Fortunately, Crocodiles’ Charles Rowell and Brandon Welchez (both ex- of The Plot to Blow Up the Eiffel Tower) don’t spend the whole album pining after the Reid Brothers. “Soft Skull (In My Room)” and “Refuse Angels” have the stripped down, punk-electro swagger of early single “Neon Jesus,” the cut that landed Crocodiles on No Age’s “Top Ten Shredders of 2008.” Tremolo’d, piano-chorded “Here Comes the Sky” is a trippy, late-Beatles-esque daydream, keyboards wavering in its underwater production like seaweed in a current. “Flash of Light” is a hippie sing-along on bad acid, a sense of menace lurking in its tambourine jangle, and the title cut has the oversaturated, drum-thumping hyper-reality of Liars channeling Primal Scream. All of the songs develop behind a thick, blurry window of lo-fi, so you can’t always see what’s going on at the back. But, best I can tell, there seem to be actual songs down there.

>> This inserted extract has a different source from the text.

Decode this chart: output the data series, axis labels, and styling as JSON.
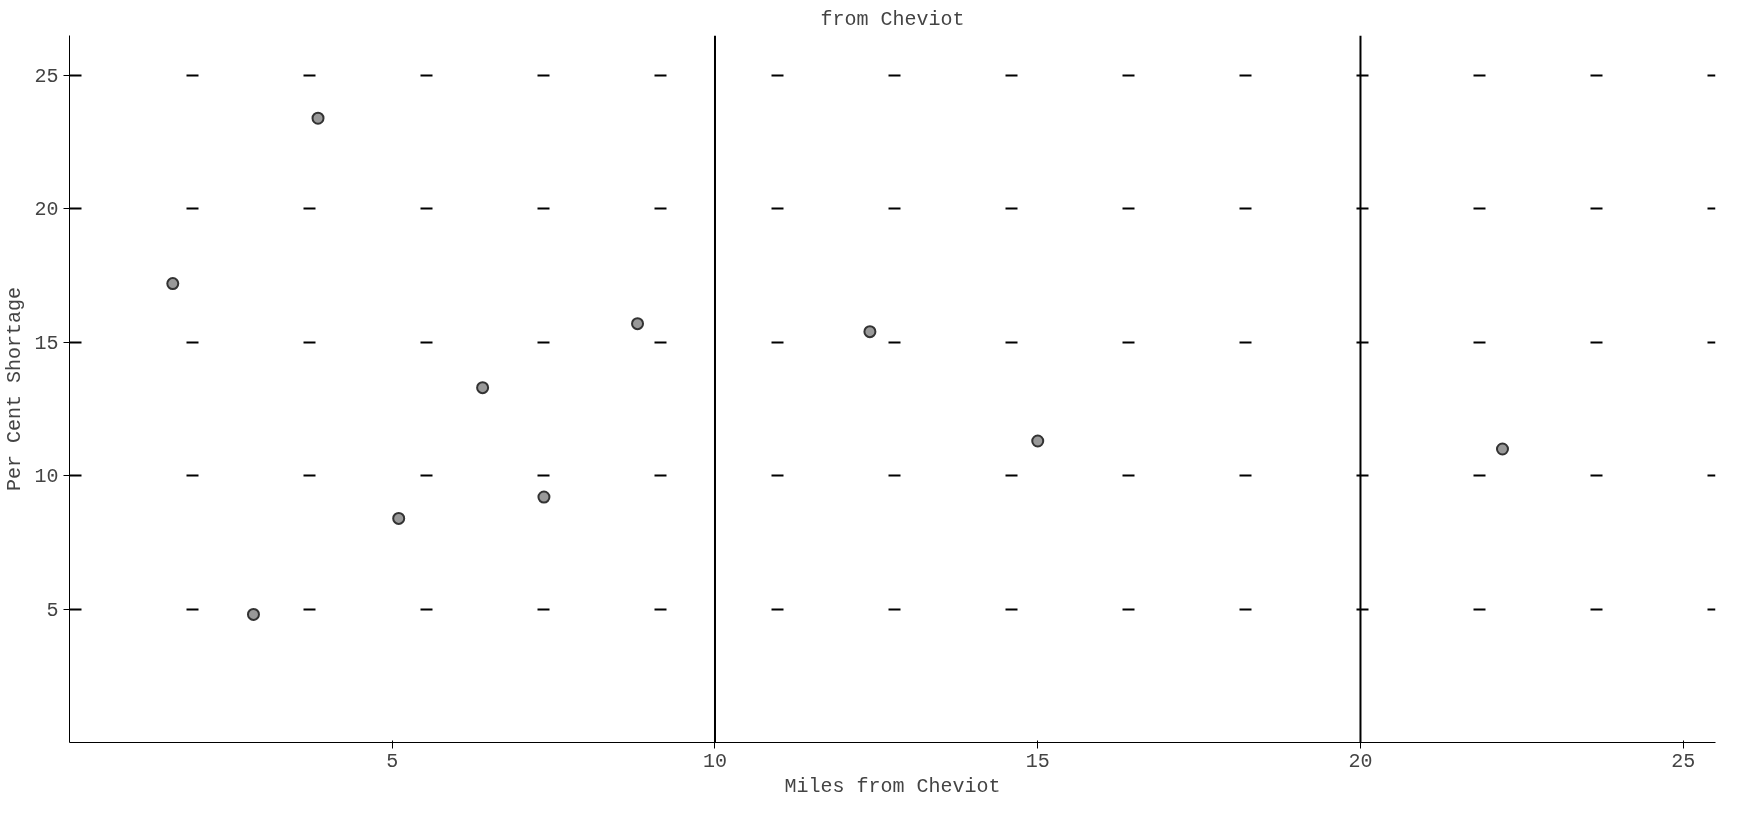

Summer of Hate is fairly diverse, with bits of punk, pop, shoegaze and space-rock woven into nine distinct tracks. What unites all these elements is a fascination with tone, rather than song structure or lyrical content. The album opens with 48 seconds of reverb’d organ notes (“Screaming Chrome”), a slow, serene exploration of pure sound. Rowell and Welchez return, again and again, to contemplation of slow, evolving tones, washes and atmospheres rather than melodies. Closer “Young Drugs” stretches maybe a minute’s worth of melody over seven minutes of sonic textures – doubled pianos, dense synthesizer drones, clipped, echoing drum beats – but you don’t really mind. You get the sense that the cut’s architecture, its space and density, abrasion and dream-like harmonies, has been built with a plan in mind, not just because fuzz is cool this year.